Graeme Craig, director of commercial development for TfL, said: “Independent businesses are very important to us. They make up the vast majority of our commercial estate.

“Our leases are flexible to reflect our tenants’ business needs. We work with each tenant individually and seek to agree fair rents that relate to comparable prices in the local area.”

Offering protection in an uncertain world
Over the past 15 years, the number of micro-businesses with no employees other than the owner has increased by 70 per cent (Hazel Sheffield writes). However, these companies’ share of total turnover fell from 7 per cent to 6 per cent over the same period, according to research by the New Policy Institute.

The East End Trades Guild says that it offers unity and protection in uncertain times as more people shun office work for independence.

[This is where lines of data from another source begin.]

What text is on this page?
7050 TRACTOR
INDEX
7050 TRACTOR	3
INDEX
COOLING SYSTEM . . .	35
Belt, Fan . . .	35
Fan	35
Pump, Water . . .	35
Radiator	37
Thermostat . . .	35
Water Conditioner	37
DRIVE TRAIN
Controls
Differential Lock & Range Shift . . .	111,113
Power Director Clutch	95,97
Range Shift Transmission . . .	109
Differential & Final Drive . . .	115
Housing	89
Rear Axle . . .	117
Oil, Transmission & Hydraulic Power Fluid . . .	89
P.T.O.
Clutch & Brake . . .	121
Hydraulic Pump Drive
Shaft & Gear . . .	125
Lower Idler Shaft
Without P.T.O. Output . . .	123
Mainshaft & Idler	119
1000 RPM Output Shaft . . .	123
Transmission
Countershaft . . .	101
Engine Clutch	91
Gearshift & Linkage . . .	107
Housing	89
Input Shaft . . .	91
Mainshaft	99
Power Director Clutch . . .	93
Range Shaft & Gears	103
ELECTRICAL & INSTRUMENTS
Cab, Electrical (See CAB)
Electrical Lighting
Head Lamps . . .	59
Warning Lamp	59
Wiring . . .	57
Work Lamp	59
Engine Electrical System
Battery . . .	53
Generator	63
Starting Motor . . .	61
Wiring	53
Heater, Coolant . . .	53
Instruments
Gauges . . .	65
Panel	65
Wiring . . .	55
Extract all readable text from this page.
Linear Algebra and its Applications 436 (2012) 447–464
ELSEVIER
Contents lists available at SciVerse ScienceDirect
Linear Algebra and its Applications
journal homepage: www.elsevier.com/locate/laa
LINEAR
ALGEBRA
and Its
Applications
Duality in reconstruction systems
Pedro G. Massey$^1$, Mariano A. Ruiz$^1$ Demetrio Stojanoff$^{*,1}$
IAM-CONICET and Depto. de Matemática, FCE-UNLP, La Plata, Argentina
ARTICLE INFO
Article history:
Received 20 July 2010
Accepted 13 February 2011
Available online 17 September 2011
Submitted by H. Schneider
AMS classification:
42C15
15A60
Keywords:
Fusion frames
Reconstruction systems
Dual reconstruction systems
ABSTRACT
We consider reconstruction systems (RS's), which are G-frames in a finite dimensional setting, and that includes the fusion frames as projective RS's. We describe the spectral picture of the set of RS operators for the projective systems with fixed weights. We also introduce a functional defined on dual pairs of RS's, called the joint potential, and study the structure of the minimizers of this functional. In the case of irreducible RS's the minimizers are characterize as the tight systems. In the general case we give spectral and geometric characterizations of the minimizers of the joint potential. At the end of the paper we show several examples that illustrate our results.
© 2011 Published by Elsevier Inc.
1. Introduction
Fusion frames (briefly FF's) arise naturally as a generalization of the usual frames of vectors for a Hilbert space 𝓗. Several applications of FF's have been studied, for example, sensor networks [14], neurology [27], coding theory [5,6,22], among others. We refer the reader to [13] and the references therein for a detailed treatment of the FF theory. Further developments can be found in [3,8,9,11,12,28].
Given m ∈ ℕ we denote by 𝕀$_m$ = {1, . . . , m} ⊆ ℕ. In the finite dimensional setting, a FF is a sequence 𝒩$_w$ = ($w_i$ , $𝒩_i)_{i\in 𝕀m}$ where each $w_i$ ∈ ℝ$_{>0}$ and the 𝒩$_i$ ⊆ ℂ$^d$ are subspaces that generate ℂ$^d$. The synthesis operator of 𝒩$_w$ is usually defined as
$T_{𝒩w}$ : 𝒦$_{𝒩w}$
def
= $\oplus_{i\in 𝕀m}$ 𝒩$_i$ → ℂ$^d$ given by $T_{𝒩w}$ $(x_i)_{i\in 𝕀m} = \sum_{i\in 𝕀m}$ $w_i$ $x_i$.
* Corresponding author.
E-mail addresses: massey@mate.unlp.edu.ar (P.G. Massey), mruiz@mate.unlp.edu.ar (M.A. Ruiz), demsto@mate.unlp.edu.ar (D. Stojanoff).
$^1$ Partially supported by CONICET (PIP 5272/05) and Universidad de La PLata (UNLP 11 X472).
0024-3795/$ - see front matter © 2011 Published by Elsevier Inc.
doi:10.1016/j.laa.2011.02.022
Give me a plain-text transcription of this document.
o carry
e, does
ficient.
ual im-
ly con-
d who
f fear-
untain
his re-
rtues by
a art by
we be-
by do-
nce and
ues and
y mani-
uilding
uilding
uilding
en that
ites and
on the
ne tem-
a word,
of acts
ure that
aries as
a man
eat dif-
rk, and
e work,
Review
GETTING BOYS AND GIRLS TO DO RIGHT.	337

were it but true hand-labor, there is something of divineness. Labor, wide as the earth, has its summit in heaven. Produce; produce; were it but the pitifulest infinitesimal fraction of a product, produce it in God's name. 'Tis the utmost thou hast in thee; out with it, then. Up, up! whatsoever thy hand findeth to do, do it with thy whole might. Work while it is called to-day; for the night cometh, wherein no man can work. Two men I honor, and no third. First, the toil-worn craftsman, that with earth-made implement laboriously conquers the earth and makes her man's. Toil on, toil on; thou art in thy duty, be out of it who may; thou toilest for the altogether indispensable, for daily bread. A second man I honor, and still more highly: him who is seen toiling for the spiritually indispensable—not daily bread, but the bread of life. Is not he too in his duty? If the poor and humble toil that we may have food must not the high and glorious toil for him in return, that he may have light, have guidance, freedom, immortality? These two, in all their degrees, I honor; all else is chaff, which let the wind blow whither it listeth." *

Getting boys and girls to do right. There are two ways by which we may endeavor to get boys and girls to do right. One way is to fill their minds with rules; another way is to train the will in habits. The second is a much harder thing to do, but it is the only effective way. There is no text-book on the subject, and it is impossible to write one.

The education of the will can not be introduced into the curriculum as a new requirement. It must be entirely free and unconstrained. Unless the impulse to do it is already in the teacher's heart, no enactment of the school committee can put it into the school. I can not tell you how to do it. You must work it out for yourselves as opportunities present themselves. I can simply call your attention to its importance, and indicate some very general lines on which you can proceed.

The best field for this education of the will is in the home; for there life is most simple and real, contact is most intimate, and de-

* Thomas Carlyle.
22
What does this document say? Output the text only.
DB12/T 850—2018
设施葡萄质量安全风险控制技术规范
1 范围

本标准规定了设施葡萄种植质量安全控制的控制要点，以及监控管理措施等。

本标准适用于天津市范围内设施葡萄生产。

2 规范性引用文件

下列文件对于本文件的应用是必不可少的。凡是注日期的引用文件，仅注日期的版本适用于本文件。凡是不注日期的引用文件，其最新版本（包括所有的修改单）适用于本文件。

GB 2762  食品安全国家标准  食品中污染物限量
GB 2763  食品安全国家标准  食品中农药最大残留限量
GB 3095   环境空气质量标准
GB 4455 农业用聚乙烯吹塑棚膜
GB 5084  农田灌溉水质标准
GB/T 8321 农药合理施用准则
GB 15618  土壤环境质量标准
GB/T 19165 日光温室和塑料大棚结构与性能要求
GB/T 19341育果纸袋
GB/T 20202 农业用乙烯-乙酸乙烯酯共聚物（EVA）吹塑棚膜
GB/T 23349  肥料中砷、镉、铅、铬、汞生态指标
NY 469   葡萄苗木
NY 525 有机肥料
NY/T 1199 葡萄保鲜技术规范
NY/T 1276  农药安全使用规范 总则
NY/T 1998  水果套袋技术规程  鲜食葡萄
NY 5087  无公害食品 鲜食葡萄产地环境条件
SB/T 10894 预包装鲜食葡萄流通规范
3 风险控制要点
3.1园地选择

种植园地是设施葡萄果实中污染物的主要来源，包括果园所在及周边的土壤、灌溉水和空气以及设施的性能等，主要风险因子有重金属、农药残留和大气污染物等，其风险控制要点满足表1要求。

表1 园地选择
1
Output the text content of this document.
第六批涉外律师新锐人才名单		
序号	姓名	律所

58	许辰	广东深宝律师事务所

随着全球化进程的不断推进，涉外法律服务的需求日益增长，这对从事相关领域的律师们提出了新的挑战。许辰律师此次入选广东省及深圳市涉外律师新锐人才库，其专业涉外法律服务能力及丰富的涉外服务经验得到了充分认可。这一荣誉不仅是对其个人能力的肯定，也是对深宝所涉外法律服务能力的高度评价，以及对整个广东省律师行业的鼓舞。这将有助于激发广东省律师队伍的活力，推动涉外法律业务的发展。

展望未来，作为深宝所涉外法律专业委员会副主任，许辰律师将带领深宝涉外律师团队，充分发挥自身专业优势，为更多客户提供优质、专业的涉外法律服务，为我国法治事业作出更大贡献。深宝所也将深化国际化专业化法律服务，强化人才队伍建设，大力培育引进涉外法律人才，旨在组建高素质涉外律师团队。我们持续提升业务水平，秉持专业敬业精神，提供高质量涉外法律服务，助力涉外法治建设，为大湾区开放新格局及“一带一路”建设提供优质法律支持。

Krissie Nicolson is paid to run the Guild out of subscription fees that start at £100 a year, but she sees her role as a facilitator for the 200 members, rather than a leader. She plans to train traders to take on franchises as the model spreads to other areas, much like shop stewards did in the unions.

“The challenge is getting local business owners to act like local representatives,” Jane Wills, of Queen Mary University of London, an expert in community organising, says. “Krissie’s job will be to support them so that they have time and energy to recruit new members.”

There is already interest in replicating the model in north London and Ms Nicolson hopes it can spread further afield.